Cyril Mayaud is kicking of this week’s Imaggeo on Mondays with an insight into what waterfalls in winter can tell us about their local hydrology…
The picture below shows the lower Peričnik waterfall during winter season. This cascade system is composed of two successive waterfalls that stretch some 16 metres (upper fall) and 52 metres (lower fall) high and is one of the most beautiful natural sights in the Triglav National Park. The cliff is located at the western rim of a U shaped valley and is composed of a very permeable conglomerate rock, which is made up of glacier material that accumulated at the rims of the valley back when the glacier retreated.

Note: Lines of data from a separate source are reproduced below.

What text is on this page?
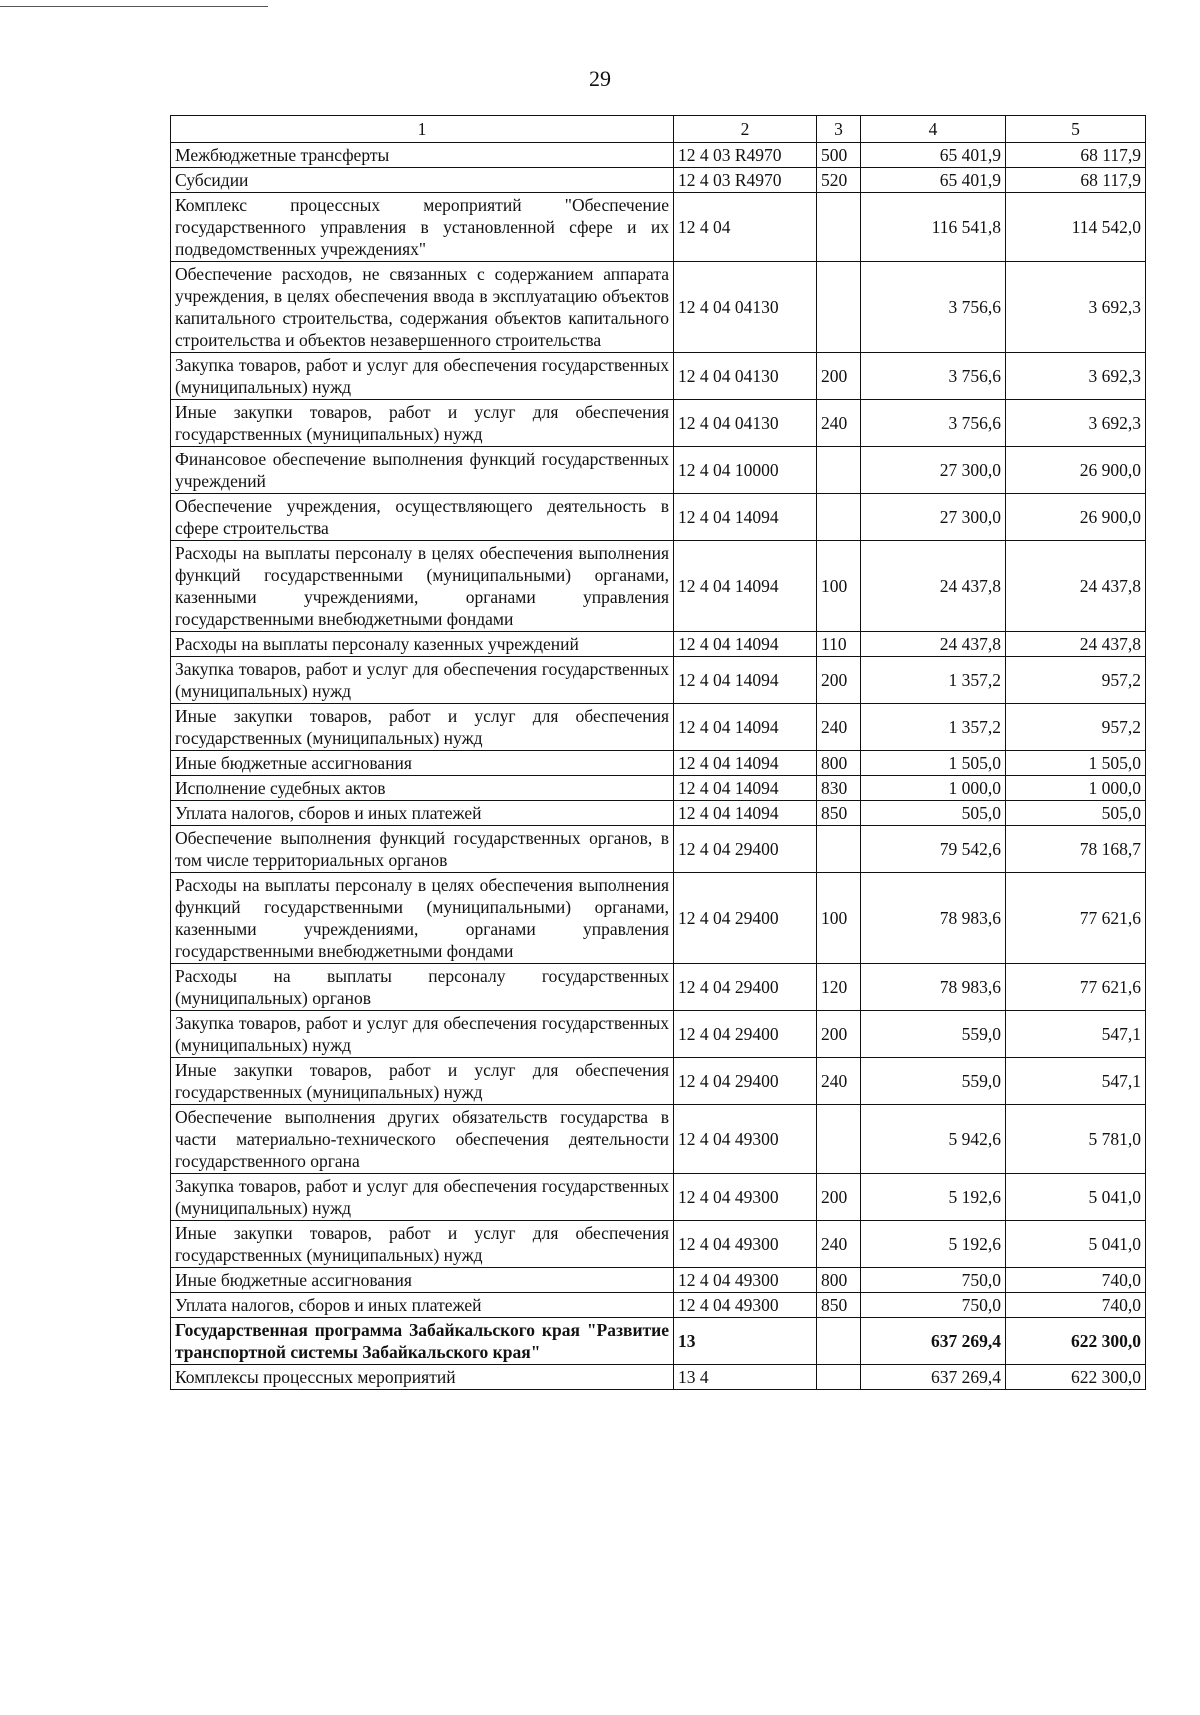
29
1	2	3	4	5
Межбюджетные трансферты	12 4 03 R4970	500	65 401,9	68 117,9
Субсидии	12 4 03 R4970	520	65 401,9	68 117,9
Комплекс процессных мероприятий "Обеспечение государственного управления в установленной сфере и их подведомственных учреждениях"	12 4 04		116 541,8	114 542,0
Обеспечение расходов, не связанных с содержанием аппарата учреждения, в целях обеспечения ввода в эксплуатацию объектов капитального строительства, содержания объектов капитального строительства и объектов незавершенного строительства	12 4 04 04130		3 756,6	3 692,3
Закупка товаров, работ и услуг для обеспечения государственных (муниципальных) нужд	12 4 04 04130	200	3 756,6	3 692,3
Иные закупки товаров, работ и услуг для обеспечения государственных (муниципальных) нужд	12 4 04 04130	240	3 756,6	3 692,3
Финансовое обеспечение выполнения функций государственных учреждений	12 4 04 10000		27 300,0	26 900,0
Обеспечение учреждения, осуществляющего деятельность в сфере строительства	12 4 04 14094		27 300,0	26 900,0
Расходы на выплаты персоналу в целях обеспечения выполнения функций государственными (муниципальными) органами, казенными учреждениями, органами управления государственными внебюджетными фондами	12 4 04 14094	100	24 437,8	24 437,8
Расходы на выплаты персоналу казенных учреждений	12 4 04 14094	110	24 437,8	24 437,8
Закупка товаров, работ и услуг для обеспечения государственных (муниципальных) нужд	12 4 04 14094	200	1 357,2	957,2
Иные закупки товаров, работ и услуг для обеспечения государственных (муниципальных) нужд	12 4 04 14094	240	1 357,2	957,2
Иные бюджетные ассигнования	12 4 04 14094	800	1 505,0	1 505,0
Исполнение судебных актов	12 4 04 14094	830	1 000,0	1 000,0
Уплата налогов, сборов и иных платежей	12 4 04 14094	850	505,0	505,0
Обеспечение выполнения функций государственных органов, в том числе территориальных органов	12 4 04 29400		79 542,6	78 168,7
Расходы на выплаты персоналу в целях обеспечения выполнения функций государственными (муниципальными) органами, казенными учреждениями, органами управления государственными внебюджетными фондами	12 4 04 29400	100	78 983,6	77 621,6
Расходы на выплаты персоналу государственных (муниципальных) органов	12 4 04 29400	120	78 983,6	77 621,6
Закупка товаров, работ и услуг для обеспечения государственных (муниципальных) нужд	12 4 04 29400	200	559,0	547,1
Иные закупки товаров, работ и услуг для обеспечения государственных (муниципальных) нужд	12 4 04 29400	240	559,0	547,1
Обеспечение выполнения других обязательств государства в части материально-технического обеспечения деятельности государственного органа	12 4 04 49300		5 942,6	5 781,0
Закупка товаров, работ и услуг для обеспечения государственных (муниципальных) нужд	12 4 04 49300	200	5 192,6	5 041,0
Иные закупки товаров, работ и услуг для обеспечения государственных (муниципальных) нужд	12 4 04 49300	240	5 192,6	5 041,0
Иные бюджетные ассигнования	12 4 04 49300	800	750,0	740,0
Уплата налогов, сборов и иных платежей	12 4 04 49300	850	750,0	740,0
Государственная программа Забайкальского края "Развитие транспортной системы Забайкальского края"	13		637 269,4	622 300,0
Комплексы процессных мероприятий	13 4		637 269,4	622 300,0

The high permeability of the rock provides an important path for water transfer, letting it infiltrate between the level of the upper and the lower fall. This transfer is particularly visible if you walk in the passage under the fall, where the infiltrated water falls at an intensity comparable to a strong shower. Winter is also a fascinating time to visit the falls and see how the water flows from the upper level to the lower level. The low temperatures freeze the dripping water, creating a picturesque landscape with beautiful ice stalactites and draperies.
As hydrogeologist, I see two key scientific points of interest in this picture: the first relates to the water transfer between the two levels, which is delayed during winter (due to the low temperatures) as it shows a spatial snapshot of the infiltration processes through the outcrop. The second underlines the importance of accurately quantifying all the different hydrological processes in a given catchment in order to better understand its hydrological behaviour. As an example, the storage of water as snow is really important for mountainous catchments (like the catchment of the Fraser River in British Columbia) and plays a prominent role in retaining water during the cold season and releasing it during spring/summer.

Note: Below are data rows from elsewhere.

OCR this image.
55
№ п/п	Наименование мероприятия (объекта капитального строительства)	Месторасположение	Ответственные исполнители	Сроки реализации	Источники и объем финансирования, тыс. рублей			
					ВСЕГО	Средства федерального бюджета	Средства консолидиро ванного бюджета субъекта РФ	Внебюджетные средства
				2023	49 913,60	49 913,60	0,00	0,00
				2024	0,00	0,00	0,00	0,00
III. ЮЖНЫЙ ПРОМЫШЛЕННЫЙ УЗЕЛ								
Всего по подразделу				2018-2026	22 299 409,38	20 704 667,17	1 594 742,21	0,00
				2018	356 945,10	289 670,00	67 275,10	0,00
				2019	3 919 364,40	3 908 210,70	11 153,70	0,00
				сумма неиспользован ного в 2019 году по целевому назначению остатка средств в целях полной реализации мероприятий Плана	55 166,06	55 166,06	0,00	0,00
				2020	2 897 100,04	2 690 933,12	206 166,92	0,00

A parallel could be also made with the hydrological behaviour of karst aquifers, which depend on a variety of processes, each with different time scales. Because these aquifers contain fractures with a huge size range (from cracks less than 1 mm wide to conduits bigger than 10 metres), these aquifers allow water to infiltrate in two very different ways, and are said to have a double infiltration capacity: rapid and localised infiltration through sinkholes and ponors, and slow, diffuse infiltration of rainwater in the unsaturated zone. The origin and path of the water can normally be differentiated during chemical sampling in the spring.